Entretanto, mesmo diante disso, é possível
sim chegar a algumas conclusões em detrimento do
relativismo. Primeiro é provável que, devido às
particularidades do texto carcerário, para se compreender
fielmente o pensamento gramsciano seja necessário buscar a
sua leitura integral. Sem posicionamentos imediatos e
teoricamente corporativistas. Gramsci não é autor de uma
área do conhecimento apenas. Suas contribuições, por
exemplo, para a educação, devem necessariamente estar
ligadas às suas concepções sobre os “intelectuais”, sobre a
“cultura”, sobre o “Estado”, sobre o “nacional-popular”,
etc. Nos Cadernos, as idéias e os conceitos
apresentados numa determinada nota, não podem deixar de ser
relacionados com as demais. Isto significa que é
necessário ler todo o texto para se ter uma dimensão sólida
sobre seu pensamento. Elemento este muitas vezes ignorado.

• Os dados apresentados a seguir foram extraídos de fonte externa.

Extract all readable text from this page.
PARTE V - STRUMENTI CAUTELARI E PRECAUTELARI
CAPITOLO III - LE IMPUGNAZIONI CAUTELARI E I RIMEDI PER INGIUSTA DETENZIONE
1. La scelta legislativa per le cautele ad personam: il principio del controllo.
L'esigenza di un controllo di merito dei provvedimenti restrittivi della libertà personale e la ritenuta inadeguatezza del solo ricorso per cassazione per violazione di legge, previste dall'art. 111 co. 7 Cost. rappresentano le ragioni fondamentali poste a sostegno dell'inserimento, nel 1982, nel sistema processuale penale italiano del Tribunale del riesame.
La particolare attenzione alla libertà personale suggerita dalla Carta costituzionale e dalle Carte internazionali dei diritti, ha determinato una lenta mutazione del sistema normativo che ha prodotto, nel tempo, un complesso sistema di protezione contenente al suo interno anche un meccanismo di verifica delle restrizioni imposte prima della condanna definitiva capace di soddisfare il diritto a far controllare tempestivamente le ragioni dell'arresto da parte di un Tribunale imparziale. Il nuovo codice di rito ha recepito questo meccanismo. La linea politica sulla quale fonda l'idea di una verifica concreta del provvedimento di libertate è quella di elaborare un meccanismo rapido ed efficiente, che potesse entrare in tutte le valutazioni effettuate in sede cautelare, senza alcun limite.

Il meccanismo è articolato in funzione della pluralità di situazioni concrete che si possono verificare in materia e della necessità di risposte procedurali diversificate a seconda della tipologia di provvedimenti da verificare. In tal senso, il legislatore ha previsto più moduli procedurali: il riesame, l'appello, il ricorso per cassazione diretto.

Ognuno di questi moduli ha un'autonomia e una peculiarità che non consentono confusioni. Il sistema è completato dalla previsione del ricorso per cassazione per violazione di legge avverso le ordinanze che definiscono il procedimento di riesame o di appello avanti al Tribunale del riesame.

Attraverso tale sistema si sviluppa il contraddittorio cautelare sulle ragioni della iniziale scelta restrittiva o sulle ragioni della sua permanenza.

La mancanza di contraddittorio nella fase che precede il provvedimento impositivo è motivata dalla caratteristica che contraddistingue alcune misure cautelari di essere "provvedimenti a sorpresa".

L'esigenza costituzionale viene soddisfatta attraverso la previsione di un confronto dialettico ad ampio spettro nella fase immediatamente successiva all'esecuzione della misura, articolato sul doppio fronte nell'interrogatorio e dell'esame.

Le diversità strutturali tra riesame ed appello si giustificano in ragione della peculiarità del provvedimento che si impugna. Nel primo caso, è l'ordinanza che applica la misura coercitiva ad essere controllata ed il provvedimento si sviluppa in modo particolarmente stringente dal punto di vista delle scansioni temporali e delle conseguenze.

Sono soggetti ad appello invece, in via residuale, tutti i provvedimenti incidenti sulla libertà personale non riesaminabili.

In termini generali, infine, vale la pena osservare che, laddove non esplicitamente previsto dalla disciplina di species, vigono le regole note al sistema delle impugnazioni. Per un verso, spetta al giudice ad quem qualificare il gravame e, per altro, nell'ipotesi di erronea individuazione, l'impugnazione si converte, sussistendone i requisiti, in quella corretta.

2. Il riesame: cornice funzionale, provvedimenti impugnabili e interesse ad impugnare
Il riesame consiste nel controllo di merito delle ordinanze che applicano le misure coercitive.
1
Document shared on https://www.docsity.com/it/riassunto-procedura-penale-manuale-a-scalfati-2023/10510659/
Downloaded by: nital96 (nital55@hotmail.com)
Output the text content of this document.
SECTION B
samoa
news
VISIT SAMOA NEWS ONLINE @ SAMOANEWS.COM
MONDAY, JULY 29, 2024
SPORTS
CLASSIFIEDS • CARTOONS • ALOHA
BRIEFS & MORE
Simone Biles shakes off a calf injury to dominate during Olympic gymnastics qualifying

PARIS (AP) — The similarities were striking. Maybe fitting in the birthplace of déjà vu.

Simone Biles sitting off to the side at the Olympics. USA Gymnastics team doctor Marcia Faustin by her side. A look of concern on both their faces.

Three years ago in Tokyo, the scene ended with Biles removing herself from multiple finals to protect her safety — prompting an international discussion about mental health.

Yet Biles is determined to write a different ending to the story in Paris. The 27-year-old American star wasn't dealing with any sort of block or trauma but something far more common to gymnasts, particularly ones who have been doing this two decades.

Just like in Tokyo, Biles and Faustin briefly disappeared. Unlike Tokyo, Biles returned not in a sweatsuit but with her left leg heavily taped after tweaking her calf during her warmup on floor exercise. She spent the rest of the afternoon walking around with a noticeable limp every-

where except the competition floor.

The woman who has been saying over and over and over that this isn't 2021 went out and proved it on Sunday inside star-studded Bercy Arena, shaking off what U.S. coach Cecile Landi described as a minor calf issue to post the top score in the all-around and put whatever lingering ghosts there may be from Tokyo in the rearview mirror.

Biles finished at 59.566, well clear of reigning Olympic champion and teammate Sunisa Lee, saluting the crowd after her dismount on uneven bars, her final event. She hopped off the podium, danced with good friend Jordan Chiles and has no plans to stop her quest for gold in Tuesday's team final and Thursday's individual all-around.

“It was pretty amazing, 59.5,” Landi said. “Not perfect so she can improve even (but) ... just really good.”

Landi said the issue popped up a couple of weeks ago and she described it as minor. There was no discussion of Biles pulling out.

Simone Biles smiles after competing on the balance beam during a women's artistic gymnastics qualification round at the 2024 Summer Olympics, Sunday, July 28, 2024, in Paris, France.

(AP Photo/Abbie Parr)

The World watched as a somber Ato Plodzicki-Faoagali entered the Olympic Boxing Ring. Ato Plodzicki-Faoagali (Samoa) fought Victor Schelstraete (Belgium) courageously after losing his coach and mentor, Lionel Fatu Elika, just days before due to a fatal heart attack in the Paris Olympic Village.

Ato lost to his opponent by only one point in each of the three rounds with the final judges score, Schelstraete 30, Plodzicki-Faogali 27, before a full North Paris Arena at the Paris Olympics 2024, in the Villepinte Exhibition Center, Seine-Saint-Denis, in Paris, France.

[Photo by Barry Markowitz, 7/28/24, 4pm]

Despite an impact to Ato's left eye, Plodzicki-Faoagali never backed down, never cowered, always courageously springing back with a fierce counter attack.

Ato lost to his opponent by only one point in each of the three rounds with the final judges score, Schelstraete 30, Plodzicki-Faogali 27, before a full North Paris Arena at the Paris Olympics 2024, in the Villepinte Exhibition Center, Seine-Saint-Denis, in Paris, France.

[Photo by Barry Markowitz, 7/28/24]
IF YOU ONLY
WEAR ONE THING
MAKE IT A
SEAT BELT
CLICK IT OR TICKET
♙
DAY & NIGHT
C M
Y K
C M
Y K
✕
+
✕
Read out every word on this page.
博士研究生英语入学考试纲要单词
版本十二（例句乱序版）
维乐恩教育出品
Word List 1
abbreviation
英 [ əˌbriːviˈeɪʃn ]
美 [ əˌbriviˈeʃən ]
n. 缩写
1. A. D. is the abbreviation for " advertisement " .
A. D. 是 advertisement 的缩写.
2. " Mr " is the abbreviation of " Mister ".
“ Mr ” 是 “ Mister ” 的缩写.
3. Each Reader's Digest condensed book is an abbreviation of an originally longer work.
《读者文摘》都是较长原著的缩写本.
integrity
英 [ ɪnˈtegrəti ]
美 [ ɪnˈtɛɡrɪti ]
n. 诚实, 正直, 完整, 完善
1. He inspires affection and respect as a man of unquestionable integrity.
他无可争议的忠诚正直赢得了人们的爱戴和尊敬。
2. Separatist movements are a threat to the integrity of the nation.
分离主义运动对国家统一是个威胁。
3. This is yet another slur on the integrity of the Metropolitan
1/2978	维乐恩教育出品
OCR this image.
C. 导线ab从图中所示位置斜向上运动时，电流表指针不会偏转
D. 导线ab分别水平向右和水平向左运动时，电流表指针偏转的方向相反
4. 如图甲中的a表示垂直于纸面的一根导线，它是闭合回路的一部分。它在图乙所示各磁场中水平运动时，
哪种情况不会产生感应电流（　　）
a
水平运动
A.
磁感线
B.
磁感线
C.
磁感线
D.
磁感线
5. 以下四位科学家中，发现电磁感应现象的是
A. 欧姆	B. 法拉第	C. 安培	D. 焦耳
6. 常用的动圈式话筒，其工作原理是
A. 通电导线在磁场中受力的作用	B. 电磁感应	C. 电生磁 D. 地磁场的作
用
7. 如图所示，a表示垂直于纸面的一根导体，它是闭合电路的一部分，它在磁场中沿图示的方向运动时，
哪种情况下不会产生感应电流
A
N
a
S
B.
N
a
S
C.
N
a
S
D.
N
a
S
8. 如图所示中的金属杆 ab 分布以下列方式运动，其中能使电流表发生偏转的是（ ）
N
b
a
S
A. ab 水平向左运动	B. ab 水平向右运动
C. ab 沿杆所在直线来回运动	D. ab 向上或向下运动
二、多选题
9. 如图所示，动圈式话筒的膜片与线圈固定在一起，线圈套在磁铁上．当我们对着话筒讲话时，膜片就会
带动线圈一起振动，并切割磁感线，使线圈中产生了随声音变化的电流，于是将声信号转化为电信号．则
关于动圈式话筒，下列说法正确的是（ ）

Em muitos casos, retira-se de Gramsci somente aquilo que se
determinada como importante para certas áreas do
conhecimento. Dessa forma, certamente o autor se torna o que
se quiser, independentemente de seu lugar no espaço
das ideologias.
Do mesmo modo, como ler as idéias gramscianas,
sem levar em conta o período pré-carcerário? Gramsci não
escreveu os Cadernos nas condições por ele
escolhidas, ou seja, a mudança de linguagem em sua escrita,
muito menos “política”, não foi produto de sua liberdade de
escolha. Então, não se pode concluir que o fato dele ter
parado de falar em “socialismo” e em “revolução”, tenha sido
uma ruptura com o passado. Gramsci não escreveu em seu
escritório. Portanto, quando se fala em totalidade do
pensamento gramsciano é preciso incorpora organicamente
também o seu período de militância política.
É preciso lembrar uma passagem dos
Cadernos, quando o autor expõe sua visão critica sobre o
debate efetivado pelos diversos grupos de intelectuais da
Itália e da Europa, em torno do Risorgimento: as
investigações sobre as “origens do movimento nacional do
Risorgimento são quase sempre viciadas pela
tendenciosidade política imediata, não só por parte dos
escritores italianos, mas também por parte dos estrangeiros,
especialmente franceses (ou sob influência da cultura
francesa).” (Gramsci, 2002, p. 18) Portanto, é preciso ouvir
o autor. Certamente, seu posicionamento diante do debate
acerca do Risorgimento diz alguma coisa sobre como se
pode compreender melhor o seu próprio pensamento.
Então, além da totalidade, é importante ler
Gramsci com outros olhos. Menos tendenciosos e mecânicos e
mais próximos da sua riqueza teórica e da sua criatividade
analítica.
Ainda que na aparência Gramsci seja um autor
propício ao relativismo, a “tradução” do seu trabalho
intelectual deveria fomentar um outro aspecto de maior
importância, isto é, a dúvida – tão necessária para a
construção de um conhecimento crítico e livre de
preconceitos teóricos.
A sua aversão ao sectarismo e ao pedantismo é
um legado muitas vezes deixado de lado. É preciso
incorporar de maneira mais profunda o “espírito” da dúvida,
tão presente em Gramsci, pois por meio dele se torna mais
claro o movimento e a dialética do seu pensamento.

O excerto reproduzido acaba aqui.